L’analisi delle riviste prosegue con lo stesso appassionato impegno, passando da Discussioni a Ragionamenti, da Officina a Il Menabò, da Il Verri a Quindici: per ognuna sono definite in modo profondo e interessante le tematiche affrontate, le interpretazioni date dagli scrittori interpellati alle principali questioni che intanto si erano affacciate su un nuovo scenario politico.
Arrivando, poi, negli anni Sessanta, Giuseppe Muraca scrive delle riviste nate e diffuse in questo periodo: “Tutte le riviste della nuova sinistra furono infatti prodotte e autogestite dai principali animatori e questo permise loro una quasi totale indipendenza dal contesto politico e culturale, diventando col tempo dei punti di riferimento per un pubblico sempre più ampio di intellettuali e militanti collocati a sinistra delle organizzazioni tradizionali del movimento operaio”.
Il suo studio si concentra intorno a Rendiconti, Quaderni piacentini, Giovane critica, Nuovo impegno, Ombre rosse nelle cui pieghe strutturali entra con linguaggio curato, semplice e chiaro.
Molto interessante è anche un’intervista fatta ad Antonio Lombardi della direzione di Giovane critica che permette al lettore di entrare nel vivo della costruzione di un impianto intellettuale di grande respiro e allo stesso tempo di forte impegno. Non mancano pagine dedicate a quell’universo in espansione che coinvolse i giovani desiderosi di abbandonare le strade dei genitori per tentare nuove scoperte al di là di frontiere mai raggiunte prima.
Così Muraca scrive: “Tra le riviste giovanili degli anni Sessanta un posto particolare spetta a «Mondo beat», e per diversi motivi. Con la diffusione della letteratura e della musica beat, anche in Italia nasce il fenomeno dei capelloni di strada, in rotta con la società dei consumi, con il potere, lo stato, la famiglia, ecc. osteggiati e derisi dai benpensanti, perseguitati dalla stragrande maggioranza dei giornali e dalla TV, dalle forze dell’ordine. La seconda guerra mondiale era ormai un lontano ricordo e una nuova generazione di giovani ambiva a diventare protagonista della vita politica e sociale, sforzandosi di rompere quella pesante coltre di autoritarismo e di conformismo, di ipocrisie e di tabù che dominava ancora la società civile”.

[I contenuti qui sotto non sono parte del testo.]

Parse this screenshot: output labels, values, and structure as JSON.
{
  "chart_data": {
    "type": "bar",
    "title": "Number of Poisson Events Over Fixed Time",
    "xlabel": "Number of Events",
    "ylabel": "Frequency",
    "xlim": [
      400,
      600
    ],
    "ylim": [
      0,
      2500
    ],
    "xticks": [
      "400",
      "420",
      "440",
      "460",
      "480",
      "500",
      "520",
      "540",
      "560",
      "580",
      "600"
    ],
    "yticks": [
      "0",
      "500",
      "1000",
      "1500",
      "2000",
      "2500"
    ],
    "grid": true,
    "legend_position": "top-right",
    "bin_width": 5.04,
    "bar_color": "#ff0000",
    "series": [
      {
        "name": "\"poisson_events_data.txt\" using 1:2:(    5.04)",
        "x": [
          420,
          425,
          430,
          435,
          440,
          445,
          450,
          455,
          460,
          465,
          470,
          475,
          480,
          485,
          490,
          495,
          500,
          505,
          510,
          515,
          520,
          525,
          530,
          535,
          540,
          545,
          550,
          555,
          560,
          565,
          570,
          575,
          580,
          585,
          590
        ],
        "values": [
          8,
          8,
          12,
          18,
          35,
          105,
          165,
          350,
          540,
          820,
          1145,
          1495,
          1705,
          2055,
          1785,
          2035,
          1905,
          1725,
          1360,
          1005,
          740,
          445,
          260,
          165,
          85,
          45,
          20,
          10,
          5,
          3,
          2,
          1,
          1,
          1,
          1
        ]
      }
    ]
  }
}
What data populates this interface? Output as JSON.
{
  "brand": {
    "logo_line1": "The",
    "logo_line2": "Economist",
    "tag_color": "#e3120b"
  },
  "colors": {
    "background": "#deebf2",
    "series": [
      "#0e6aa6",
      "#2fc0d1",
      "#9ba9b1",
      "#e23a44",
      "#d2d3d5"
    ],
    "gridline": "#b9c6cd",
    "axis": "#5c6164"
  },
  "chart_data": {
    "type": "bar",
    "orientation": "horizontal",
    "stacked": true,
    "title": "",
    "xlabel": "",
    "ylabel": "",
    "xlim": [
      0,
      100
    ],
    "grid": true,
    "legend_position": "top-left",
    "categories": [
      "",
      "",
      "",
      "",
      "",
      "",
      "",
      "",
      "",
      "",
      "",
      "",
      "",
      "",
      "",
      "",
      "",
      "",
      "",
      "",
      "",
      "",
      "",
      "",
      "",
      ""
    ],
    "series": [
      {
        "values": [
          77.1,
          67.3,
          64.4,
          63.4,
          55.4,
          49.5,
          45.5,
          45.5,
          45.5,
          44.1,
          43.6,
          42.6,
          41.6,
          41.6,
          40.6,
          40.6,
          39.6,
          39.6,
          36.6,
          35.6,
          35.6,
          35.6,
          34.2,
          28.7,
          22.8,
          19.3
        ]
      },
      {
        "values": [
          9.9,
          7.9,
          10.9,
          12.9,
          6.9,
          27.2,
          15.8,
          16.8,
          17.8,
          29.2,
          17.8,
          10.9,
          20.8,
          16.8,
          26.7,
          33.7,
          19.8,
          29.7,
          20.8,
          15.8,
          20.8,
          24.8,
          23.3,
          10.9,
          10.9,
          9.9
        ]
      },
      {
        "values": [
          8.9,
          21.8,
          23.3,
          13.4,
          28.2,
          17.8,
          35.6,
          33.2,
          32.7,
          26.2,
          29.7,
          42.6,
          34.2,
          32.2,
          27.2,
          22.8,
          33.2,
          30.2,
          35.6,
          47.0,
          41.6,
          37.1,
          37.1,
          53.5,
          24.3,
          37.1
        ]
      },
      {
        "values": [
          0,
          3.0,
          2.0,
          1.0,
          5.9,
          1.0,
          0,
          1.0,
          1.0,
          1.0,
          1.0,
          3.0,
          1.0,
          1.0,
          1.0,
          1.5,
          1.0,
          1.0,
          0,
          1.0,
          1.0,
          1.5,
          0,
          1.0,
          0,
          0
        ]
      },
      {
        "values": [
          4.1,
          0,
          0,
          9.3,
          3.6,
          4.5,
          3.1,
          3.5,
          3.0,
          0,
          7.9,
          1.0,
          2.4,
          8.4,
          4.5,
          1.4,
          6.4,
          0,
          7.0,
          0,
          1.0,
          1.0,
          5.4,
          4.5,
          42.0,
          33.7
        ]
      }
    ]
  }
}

Dopo pagine dedicate a Salvo imprevisti, Alfabeta, Linea d’ombra e Diario, nell’ultima sezione leggiamo quanto la poetessa Gabriela Fantato ha scritto circa le riviste femministe.
In Un pensiero eretico: le riviste del femminismo italiano degli anni Settanta così scrive: “Negli anni Settanta, nacquero e si animarono alcune delle storiche riviste del femminismo italiano ed europeo, nacquero all’interno del generale ripensamento di canoni e categorie del pensiero occidentale, ma anche in relazione alle nuove sperimentazioni sociali e artistico-letterarie che caratterizzarono quel periodo, agitato dalle richieste e dalle nuove proposte dei movimenti politico-sociali in atto tra lavoratori e lavoratrici, tra studenti e studentesse”.
Al lavoro di Giuseppe Muraca va il merito di aver salvato dall’oblio una considerevole porzione di storia della cultura italiana: senza studiosi seri e colti non esiste progresso del pensiero e senza quest’ultimo non può esserci alcun vero progresso umano.